С разоблачением мифа о Христе связано и выступление Бруно против одного из важнейших таинств христианской религии — против учения о пресуществлении, превращении во время обедни святых даров — освященных хлеба и вина — в тело и кровь Христовы. Имея в виду это таинство, евхаристию, Бруно писал в предисловии к «Изгнанию торжествующего зверя»: «Джордано… зовет хлеб хлебом, вино — вином». И намекая на причащение верующих тела и крови Христовых, Мом говорит: «Ох, я скажу тебе способ, посредством которого весь мир будет в состоянии его есть и пить, и при этом он не будет ни съеден, ни выпит, ни один зуб не коснется его, ни одна рука не ощупает, ни один глаз не увидит и даже, может, не будет места, которое заключило бы его в себе» (10, стр. 186). Среди «гнуснейших фантазий», измышляемых богословами, Бруно называл «верования в Цереру и Вакха» (т. е. в хлеб и вино) (21, стр. 182), а в беседах с библиотекарем Котеном и Мочениго называл величайшим богохульством мнение, что хлеб превращается в тело господне.

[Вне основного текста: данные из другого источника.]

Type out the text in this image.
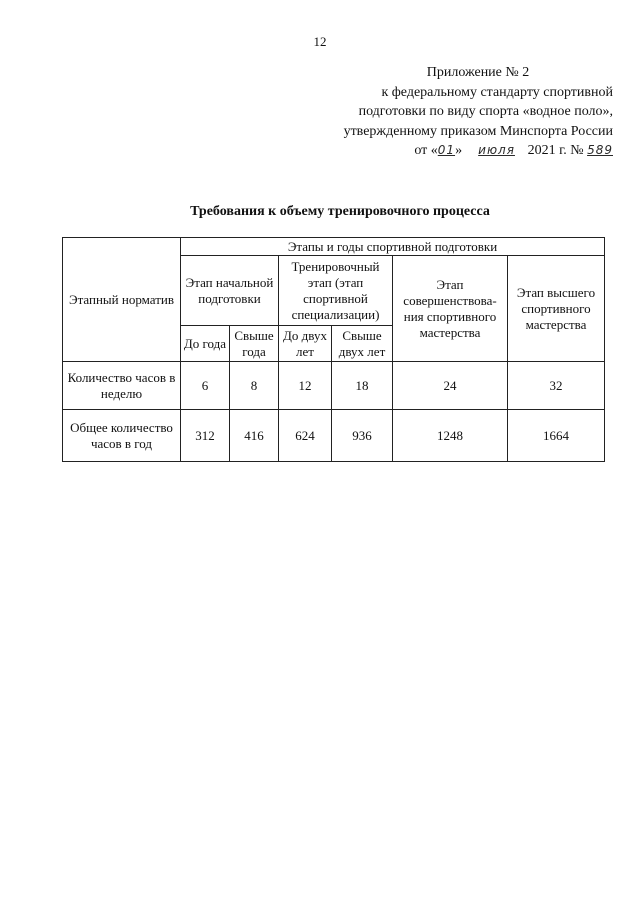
12
Приложение № 2
к федеральному стандарту спортивной
подготовки по виду спорта «водное поло»,
утвержденному приказом Минспорта России
от «01» июля 2021 г. № 589
Требования к объему тренировочного процесса
Этапный норматив	Этапы и годы спортивной подготовки					
	Этап начальной подготовки		Тренировочный этап (этап спортивной специализации)		Этап совершенствова-ния спортивного мастерства	Этап высшего спортивного мастерства
	До года	Свыше года	До двух лет	Свыше двух лет		
Количество часов в неделю	6	8	12	18	24	32
Общее количество часов в год	312	416	624	936	1248	1664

Можно было бы привести много других высказываний Бруно, направленных против религиозных легенд и суеверий. Он отрицал божественность не только проповеди Христа, но и Моисеева закона, считая, что Моисей совершал свои чудеса при помощи воспринятого им у египтян магического искусства и что «его закон жесток, тираничен и несправедлив и не дан богом, а создан его собственным воображением» (13, стр. 378–379). Бруно отвергал веру в бессмертие души, миф о сотворении богом Адама и Евы, легенду о всемирном потопе; высмеивал веру в рай и ад, считая их плодом воображения суеверных людей (см. 13, стр. 371–373 и 22, стр. 683).
Не ограничиваясь критикой католического культа, осуждением религиозных суеверий, Бруно стремился к глубокому раскрытию роли религии в жизни человечества, ее пагубного воздействия на науку и философию, на общественные отношения и нравственность.